Q I don't have a clue which training course to apply for: modular or nonmodular?
What's the difference? AMost courses are fulltime, because you need to spend a considerable time in schools. Some are divided into modules for teaching purposes.
On full-time courses there is really no difference between modular and non modular courses. However, it is possible to study through the part-time route in some places. These courses are divided up into units that are sometimes called modules. All very confusing.
As to which is best for you, my reaction is always to suggest a full-time course if at all possible.
You work as part of a cohort and follow the natural cycle of the school year. You also complete your course at the time of year when most teaching vacancies occur. However, for some students part-time study is important, especially if they are career changers who wish to start a teaching course before quitting their job.

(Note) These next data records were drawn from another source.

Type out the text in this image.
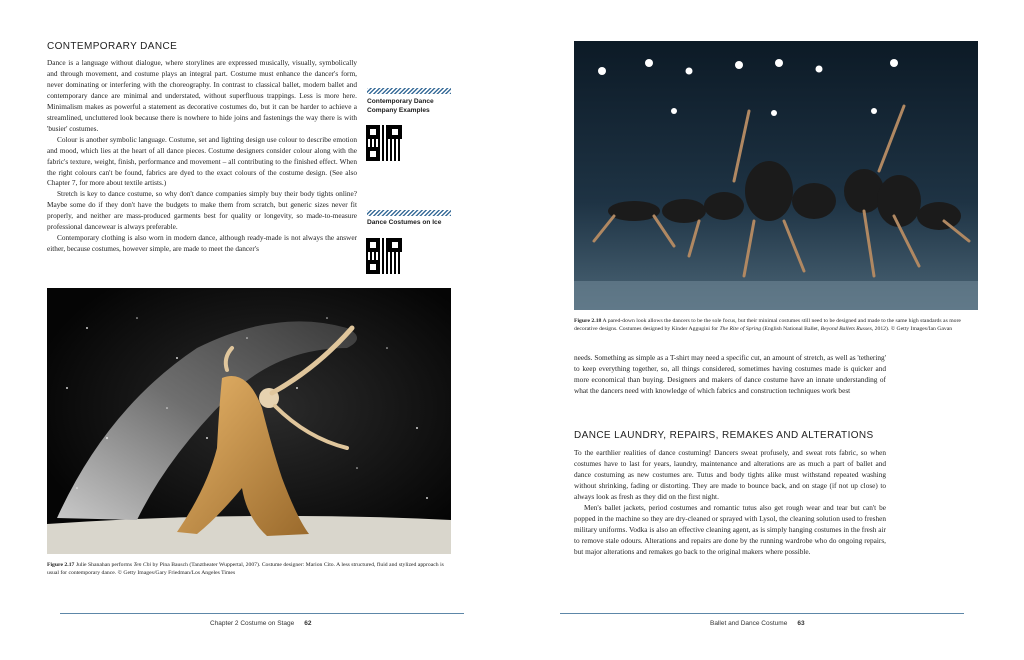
CONTEMPORARY DANCE

Dance is a language without dialogue, where storylines are expressed musically, visually, symbolically and through movement, and costume plays an integral part. Costume must enhance the dancer's form, never dominating or interfering with the choreography. In contrast to classical ballet, modern ballet and contemporary dance are minimal and understated, without superfluous trappings. Less is more here. Minimalism makes as powerful a statement as decorative costumes do, but it can be harder to achieve a streamlined, uncluttered look because there is nowhere to hide joins and fastenings the way there is with 'busier' costumes.

Colour is another symbolic language. Costume, set and lighting design use colour to describe emotion and mood, which lies at the heart of all dance pieces. Costume designers consider colour along with the fabric's texture, weight, finish, performance and movement – all contributing to the finished effect. When the right colours can't be found, fabrics are dyed to the exact colours of the costume design. (See also Chapter 7, for more about textile artists.)

Stretch is key to dance costume, so why don't dance companies simply buy their body tights online? Maybe some do if they don't have the budgets to make them from scratch, but generic sizes never fit properly, and neither are mass-produced garments best for quality or longevity, so made-to-measure professional dancewear is always preferable.

Contemporary clothing is also worn in modern dance, although ready-made is not always the answer either, because costumes, however simple, are made to meet the dancer's

Contemporary Dance Company Examples
Dance Costumes on Ice
Figure 2.17 Julie Shanahan performs Ten Chi by Pina Bausch (Tanztheater Wuppertal, 2007). Costume designer: Marion Cito. A less structured, fluid and stylized approach is usual for contemporary dance. © Getty Images/Gary Friedman/Los Angeles Times
Chapter 2 Costume on Stage 62
Figure 2.18 A pared-down look allows the dancers to be the sole focus, but their minimal costumes still need to be designed and made to the same high standards as more decorative designs. Costumes designed by Kinder Aggugini for The Rite of Spring (English National Ballet, Beyond Ballets Russes, 2012). © Getty Images/Ian Gavan

needs. Something as simple as a T-shirt may need a specific cut, an amount of stretch, as well as 'tethering' to keep everything together, so, all things considered, sometimes having costumes made is quicker and more economical than buying. Designers and makers of dance costume have an innate understanding of what the dancers need with knowledge of which fabrics and construction techniques work best

DANCE LAUNDRY, REPAIRS, REMAKES AND ALTERATIONS

To the earthlier realities of dance costuming! Dancers sweat profusely, and sweat rots fabric, so when costumes have to last for years, laundry, maintenance and alterations are as much a part of ballet and dance costuming as new costumes are. Tutus and body tights alike must withstand repeated washing without shrinking, fading or distorting. They are made to bounce back, and on stage (if not up close) to always look as fresh as they did on the first night.

Men's ballet jackets, period costumes and romantic tutus also get rough wear and tear but can't be popped in the machine so they are dry-cleaned or sprayed with Lysol, the cleaning solution used to freshen military uniforms. Vodka is also an effective cleaning agent, as is simply hanging costumes in the fresh air to remove stale odours. Alterations and repairs are done by the running wardrobe who do ongoing repairs, but major alterations and remakes go back to the original makers where possible.

Ballet and Dance Costume 63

Q I'm hoping to get on a PGCE for 2006 but, for the last three years, I've worked nights full-time as well doing a part-time degree.
Would I be able to cope with the demands of doing a teaching course and still be able to keep my job?
A No. The PGCE is an intensive course with demands well beyond an ordinary undergraduate degree.
By all means, work during the vacations, but don't expect to work during the course. This is one reason why you receive a bursary. Trying to mix work and teacher training can be a recipe for failure: it is just not worth the risk.